JDK-4297837 : Silent Recorvery from bad UTF-8
  • Type: Bug
  • Component: core-libs
  • Sub-Component: java.nio.charsets
  • Affected Version: 1.2.0
  • Priority: P4
  • Status: Closed
  • Resolution: Duplicate
  • OS: generic
  • CPU: generic
  • Submitted: 1999-12-08
  • Updated: 2002-01-16
  • Resolved: 2002-01-16
Related Reports
Duplicate :  
Relates :  
Description

Name: mf23781			Date: 12/08/99


Java. At least the Sun JDK 1.2 UTF-8 converter will gladly convert 
0xED 0xA0 0x88 0xED 0xBD 0x85 (bad UTF-8 for U+12345) to 
"\uD808\uDF45" (correct UTF-16 for the same).

>  Are such programs considered useful or harmful?

Good question!  It can "repair" some things that otherwise wouldn't 
work, but security and reliability often depend on some things *not* 
working when they shouldn't.  Similar to non-minimal UTF-8 encodings 
(of ASCII nulls, for instance).

BTW, I had thought that Java had no support at all for UTF-16, but 
I just verified that JDK 1.2 will correctly transcode "\uD808\uDF45" 
to UTF-8 0xF0 0x92 0x8D 0x85.  Converting back, however, yields 
nothing: no characters, no exception, nothing at all.

(Review ID: 98805)

======================================================================

Comments
EVALUATION There are two issues covered by this bug. Firstly, it is true to say that the UTF-8 decoder in Java <=1.4 will decode a six-byte representation of a surrogate pair.
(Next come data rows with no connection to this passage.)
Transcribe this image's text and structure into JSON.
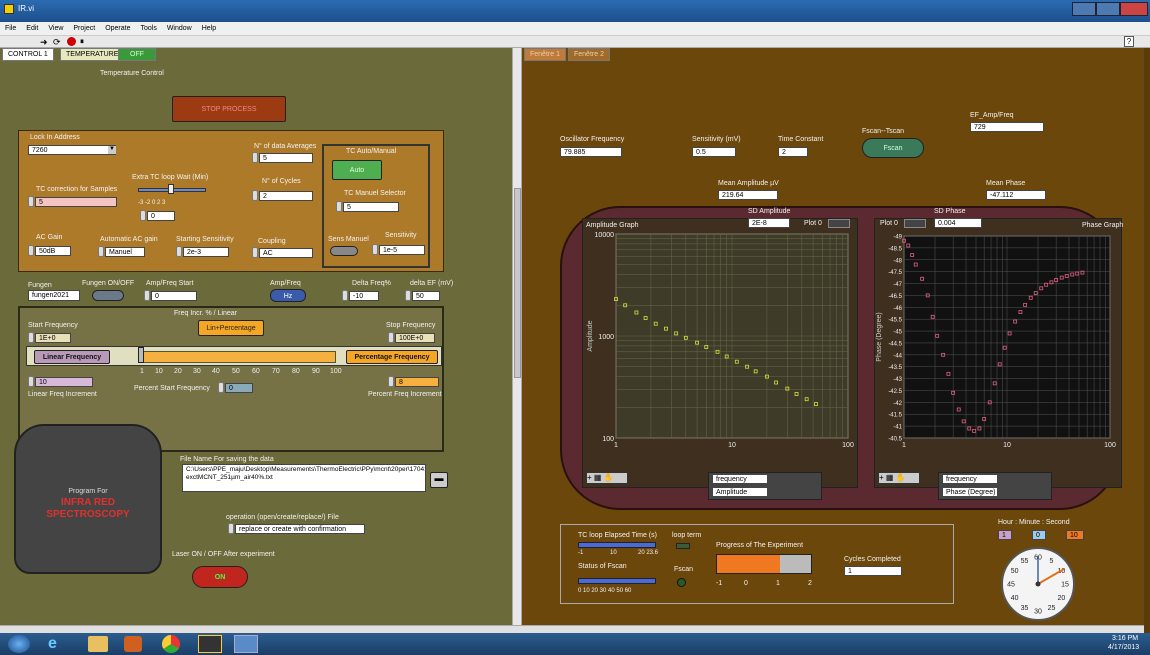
{
  "window": {
    "title": "IR.vi"
  },
  "menu": [
    "File",
    "Edit",
    "View",
    "Project",
    "Operate",
    "Tools",
    "Window",
    "Help"
  ],
  "tabs_left": [
    "CONTROL 1",
    "TEMPERATURE",
    "OFF"
  ],
  "tabs_right": [
    "Fenêtre 1",
    "Fenêtre 2"
  ],
  "left": {
    "temp_control": "Temperature Control",
    "stop_process": "STOP PROCESS",
    "lockin_label": "Lock In Address",
    "lockin_value": "7260",
    "tc_corr_label": "TC correction for Samples",
    "tc_corr_value": "5",
    "extra_tc_label": "Extra TC loop Wait (Min)",
    "extra_tc_ticks": "-3  -2    0     2  3",
    "extra_tc_value": "0",
    "n_avg_label": "N° of data Averages",
    "n_avg_value": "5",
    "n_cycles_label": "N° of Cycles",
    "n_cycles_value": "2",
    "tc_am_label": "TC Auto/Manual",
    "auto_btn": "Auto",
    "tc_manual_label": "TC Manuel Selector",
    "tc_manual_value": "5",
    "sens_manuel": "Sens Manuel",
    "sensitivity_label": "Sensitivity",
    "sensitivity_value": "1e-5",
    "ac_gain_label": "AC Gain",
    "ac_gain_value": "50dB",
    "auto_ac_label": "Automatic AC gain",
    "auto_ac_value": "Manuel",
    "start_sens_label": "Starting Sensitivity",
    "start_sens_value": "2e-3",
    "coupling_label": "Coupling",
    "coupling_value": "AC",
    "fungen_label": "Fungen",
    "fungen_value": "fungen2021",
    "fungen_onoff": "Fungen ON/OFF",
    "ampfreq_start_label": "Amp/Freq Start",
    "ampfreq_start_value": "0",
    "ampfreq_label": "Amp/Freq",
    "hz_btn": "Hz",
    "delta_freq_label": "Delta Freq%",
    "delta_freq_value": "-10",
    "delta_ef_label": "delta EF (mV)",
    "delta_ef_value": "50",
    "freq_incr_label": "Freq Incr. % / Linear",
    "lin_pct_btn": "Lin+Percentage",
    "start_freq_label": "Start Frequency",
    "start_freq_value": "1E+0",
    "stop_freq_label": "Stop Frequency",
    "stop_freq_value": "100E+0",
    "linear_freq": "Linear Frequency",
    "pct_freq": "Percentage Frequency",
    "slider_ticks": [
      "1",
      "10",
      "20",
      "30",
      "40",
      "50",
      "60",
      "70",
      "80",
      "90",
      "100"
    ],
    "lin_incr_value": "10",
    "lin_incr_label": "Linear Freq Increment",
    "pct_start_label": "Percent Start Frequency",
    "pct_start_value": "0",
    "pct_incr_value": "8",
    "pct_incr_label": "Percent Freq Increment",
    "program_for": "Program For",
    "infra_red": "INFRA RED",
    "spectroscopy": "SPECTROSCOPY",
    "file_name_label": "File Name For saving the data",
    "file_path": "C:\\Users\\PPE_maju\\Desktop\\Measurements\\ThermoElectric\\PPy\\mcnt\\20per\\170413\\PPy20%-exctMCNT_251µm_air40%.txt",
    "operation_label": "operation (open/create/replace/) File",
    "operation_value": "replace or create with confirmation",
    "laser_label": "Laser ON / OFF After experiment",
    "on_btn": "ON"
  },
  "right": {
    "ef_label": "EF_Amp/Freq",
    "ef_value": "729",
    "osc_label": "Oscillator Frequency",
    "osc_value": "79.885",
    "sens_label": "Sensitivity (mV)",
    "sens_value": "0.5",
    "tc_label": "Time Constant",
    "tc_value": "2",
    "fscan_tscan": "Fscan--Tscan",
    "fscan_btn": "Fscan",
    "mean_amp_label": "Mean Amplitude µV",
    "mean_amp_value": "219.64",
    "mean_phase_label": "Mean Phase",
    "mean_phase_value": "-47.112",
    "sd_amp_label": "SD Amplitude",
    "sd_amp_value": "2E-8",
    "sd_phase_label": "SD Phase",
    "sd_phase_value": "0.004",
    "plot0": "Plot 0",
    "amp_graph_title": "Amplitude Graph",
    "phase_graph_title": "Phase Graph",
    "amp_y_label": "Amplitude",
    "phase_y_label": "Phase (Degree)",
    "x_label": "frequency",
    "legend_x": "frequency",
    "legend_amp": "Amplitude",
    "legend_phase": "Phase (Degree)",
    "tc_elapsed_label": "TC loop Elapsed Time (s)",
    "tc_ticks": [
      "-1",
      "10",
      "20 23.6"
    ],
    "loop_term": "loop term",
    "progress_label": "Progress of The Experiment",
    "progress_ticks": [
      "-1",
      "0",
      "1",
      "2"
    ],
    "cycles_label": "Cycles Completed",
    "cycles_value": "1",
    "status_label": "Status of Fscan",
    "status_ticks": "0  10  20  30  40  50  60",
    "fscan_led": "Fscan",
    "hms_label": "Hour : Minute : Second",
    "hour": "1",
    "minute": "0",
    "second": "10",
    "clock_ticks": [
      "60",
      "5",
      "10",
      "15",
      "20",
      "25",
      "30",
      "35",
      "40",
      "45",
      "50",
      "55"
    ]
  },
  "chart_data": [
    {
      "type": "scatter",
      "title": "Amplitude Graph",
      "xlabel": "frequency",
      "ylabel": "Amplitude",
      "xscale": "log",
      "yscale": "log",
      "xlim": [
        1,
        100
      ],
      "ylim": [
        100,
        10000
      ],
      "x": [
        1,
        1.2,
        1.5,
        1.8,
        2.2,
        2.7,
        3.3,
        4,
        5,
        6,
        7.5,
        9,
        11,
        13.5,
        16,
        20,
        24,
        30,
        36,
        44,
        53
      ],
      "y": [
        2300,
        2000,
        1700,
        1500,
        1320,
        1180,
        1060,
        960,
        860,
        780,
        700,
        630,
        560,
        500,
        450,
        400,
        350,
        305,
        270,
        240,
        215
      ]
    },
    {
      "type": "scatter",
      "title": "Phase Graph",
      "xlabel": "frequency",
      "ylabel": "Phase (Degree)",
      "xscale": "log",
      "ylim": [
        -49,
        -40.5
      ],
      "x": [
        1,
        1.1,
        1.2,
        1.3,
        1.5,
        1.7,
        1.9,
        2.1,
        2.4,
        2.7,
        3,
        3.4,
        3.8,
        4.3,
        4.8,
        5.4,
        6,
        6.8,
        7.6,
        8.5,
        9.5,
        10.6,
        12,
        13.5,
        15,
        17,
        19,
        21.5,
        24,
        27,
        30,
        34,
        38,
        43,
        48,
        54
      ],
      "y": [
        -48.8,
        -48.6,
        -48.2,
        -47.8,
        -47.2,
        -46.5,
        -45.6,
        -44.8,
        -44,
        -43.2,
        -42.4,
        -41.7,
        -41.2,
        -40.9,
        -40.8,
        -40.9,
        -41.3,
        -42,
        -42.8,
        -43.6,
        -44.3,
        -44.9,
        -45.4,
        -45.8,
        -46.1,
        -46.4,
        -46.6,
        -46.8,
        -46.95,
        -47.05,
        -47.15,
        -47.25,
        -47.32,
        -47.38,
        -47.42,
        -47.46
      ]
    }
  ],
  "taskbar": {
    "time": "3:16 PM",
    "date": "4/17/2013"
  }
}
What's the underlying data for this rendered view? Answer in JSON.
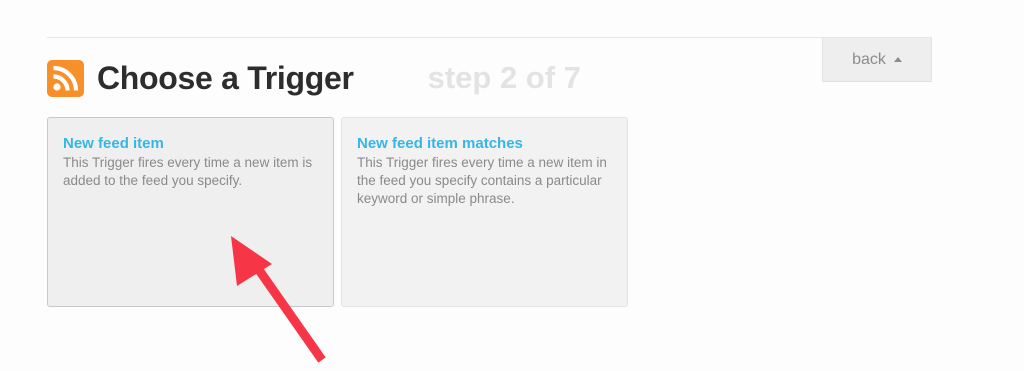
{
  "header": {
    "title": "Choose a Trigger",
    "step": "step 2 of 7",
    "icon": "rss-feed-icon",
    "icon_color": "#f78f2b"
  },
  "back_button": {
    "label": "back",
    "icon": "caret-up-icon"
  },
  "triggers": [
    {
      "title": "New feed item",
      "description": "This Trigger fires every time a new item is added to the feed you specify."
    },
    {
      "title": "New feed item matches",
      "description": "This Trigger fires every time a new item in the feed you specify contains a particular keyword or simple phrase."
    }
  ],
  "annotation": {
    "icon": "red-arrow-icon",
    "color": "#f63546"
  },
  "colors": {
    "accent": "#36b6e6",
    "title": "#2d2d2d",
    "muted_step": "#e3e3e3"
  }
}
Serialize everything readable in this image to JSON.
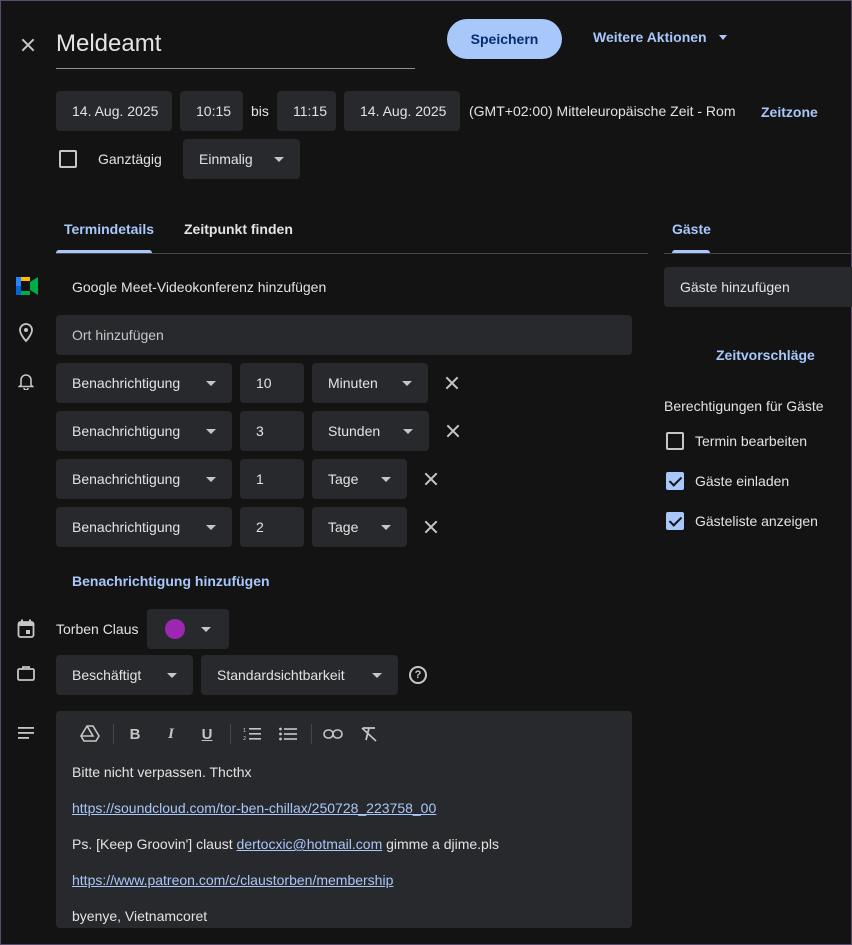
{
  "header": {
    "title": "Meldeamt",
    "save_label": "Speichern",
    "more_actions_label": "Weitere Aktionen"
  },
  "datetime": {
    "start_date": "14. Aug. 2025",
    "start_time": "10:15",
    "separator": "bis",
    "end_time": "11:15",
    "end_date": "14. Aug. 2025",
    "timezone": "(GMT+02:00) Mitteleuropäische Zeit - Rom",
    "timezone_button": "Zeitzone",
    "all_day_label": "Ganztägig",
    "recurrence": "Einmalig"
  },
  "tabs": {
    "details": "Termindetails",
    "find_time": "Zeitpunkt finden",
    "guests": "Gäste"
  },
  "details": {
    "meet_label": "Google Meet-Videokonferenz hinzufügen",
    "location_placeholder": "Ort hinzufügen",
    "notifications": [
      {
        "type": "Benachrichtigung",
        "value": "10",
        "unit": "Minuten"
      },
      {
        "type": "Benachrichtigung",
        "value": "3",
        "unit": "Stunden"
      },
      {
        "type": "Benachrichtigung",
        "value": "1",
        "unit": "Tage"
      },
      {
        "type": "Benachrichtigung",
        "value": "2",
        "unit": "Tage"
      }
    ],
    "add_notification": "Benachrichtigung hinzufügen",
    "calendar_owner": "Torben Claus",
    "calendar_color": "#9c27b0",
    "availability": "Beschäftigt",
    "visibility": "Standardsichtbarkeit",
    "description": {
      "line1": "Bitte nicht verpassen. Thcthx",
      "link1": "https://soundcloud.com/tor-ben-chillax/250728_223758_00",
      "line3_prefix": "Ps. [Keep Groovin'] claust ",
      "line3_email": "dertocxic@hotmail.com",
      "line3_suffix": " gimme a djime.pls",
      "link2": "https://www.patreon.com/c/claustorben/membership",
      "line5": "byenye, Vietnamcoret"
    }
  },
  "guests": {
    "add_placeholder": "Gäste hinzufügen",
    "suggestions": "Zeitvorschläge",
    "permissions_title": "Berechtigungen für Gäste",
    "permissions": [
      {
        "label": "Termin bearbeiten",
        "checked": false
      },
      {
        "label": "Gäste einladen",
        "checked": true
      },
      {
        "label": "Gästeliste anzeigen",
        "checked": true
      }
    ]
  }
}
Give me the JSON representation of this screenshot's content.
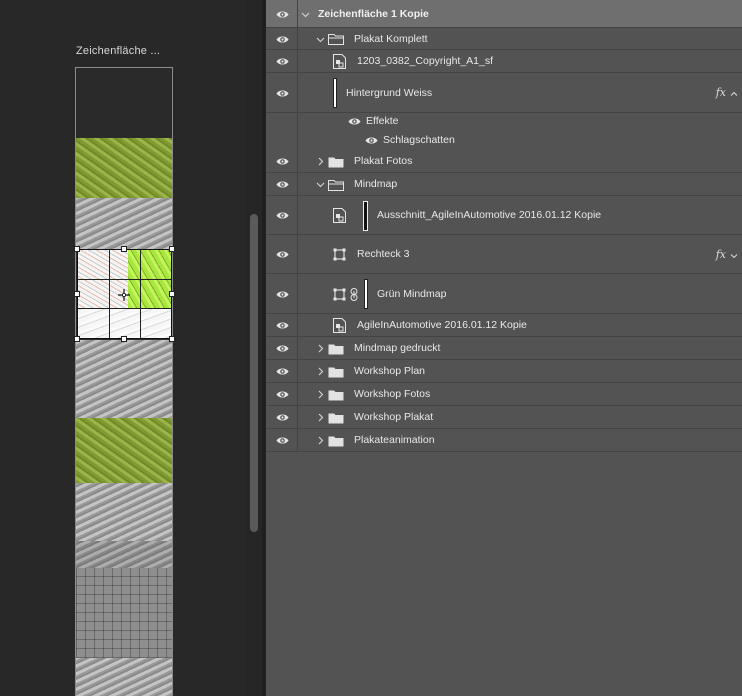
{
  "canvas": {
    "artboard_label": "Zeichenfläche ..."
  },
  "icons": {
    "eye": "eye-icon",
    "chevron_right": "chevron-right-icon",
    "chevron_down": "chevron-down-icon",
    "folder": "folder-icon",
    "smart_object": "smart-object-icon",
    "shape": "shape-layer-icon",
    "link": "link-icon",
    "fx": "fx-icon",
    "move_cursor": "move-cursor-icon"
  },
  "layers": {
    "rows": [
      {
        "label": "Zeichenfläche 1 Kopie"
      },
      {
        "label": "Plakat Komplett"
      },
      {
        "label": "1203_0382_Copyright_A1_sf"
      },
      {
        "label": "Hintergrund Weiss",
        "fx": "fx"
      },
      {
        "label": "Effekte"
      },
      {
        "label": "Schlagschatten"
      },
      {
        "label": "Plakat Fotos"
      },
      {
        "label": "Mindmap"
      },
      {
        "label": "Ausschnitt_AgileInAutomotive 2016.01.12 Kopie"
      },
      {
        "label": "Rechteck 3",
        "fx": "fx"
      },
      {
        "label": "Grün Mindmap"
      },
      {
        "label": "AgileInAutomotive 2016.01.12 Kopie"
      },
      {
        "label": "Mindmap gedruckt"
      },
      {
        "label": "Workshop Plan"
      },
      {
        "label": "Workshop Fotos"
      },
      {
        "label": "Workshop Plakat"
      },
      {
        "label": "Plakateanimation"
      }
    ]
  }
}
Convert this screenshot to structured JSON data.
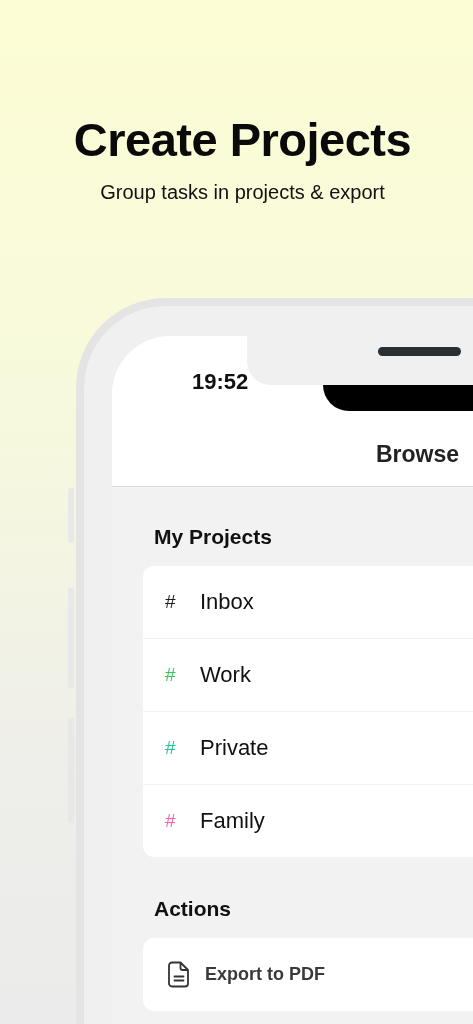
{
  "headline": {
    "title": "Create Projects",
    "subtitle": "Group tasks in projects & export"
  },
  "status_bar": {
    "time": "19:52"
  },
  "nav_bar": {
    "title": "Browse"
  },
  "sections": [
    {
      "title": "My Projects",
      "items": [
        {
          "kind": "project",
          "symbol": "#",
          "label": "Inbox",
          "color": "#1c1c1e"
        },
        {
          "kind": "project",
          "symbol": "#",
          "label": "Work",
          "color": "#34c759"
        },
        {
          "kind": "project",
          "symbol": "#",
          "label": "Private",
          "color": "#1cc39c"
        },
        {
          "kind": "project",
          "symbol": "#",
          "label": "Family",
          "color": "#ff5fa8"
        }
      ]
    },
    {
      "title": "Actions",
      "items": [
        {
          "kind": "action",
          "label": "Export to PDF"
        }
      ]
    }
  ]
}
A separate bug (4486841) tracks the possible inclusion of a stricter decoder in accordance with the corrigendum of Unicode 3.0.1 which would reject 6-byte representation and would only decode 4-byte representation of surrogate pairs in UTF-8. The second issue relates to a bug whereby prior to 1.4 a single char read from an InputStreamReader would return (char) -1 when the input byte stream contained a legal 4 byte surrogate pair encoded in UTF-8. This has been fixed in 1.4 so that subsequent single char reads return the high and low surrogate chars. See integrated bugID:4251997 ###@###.### 2002-01-16
16-01-2002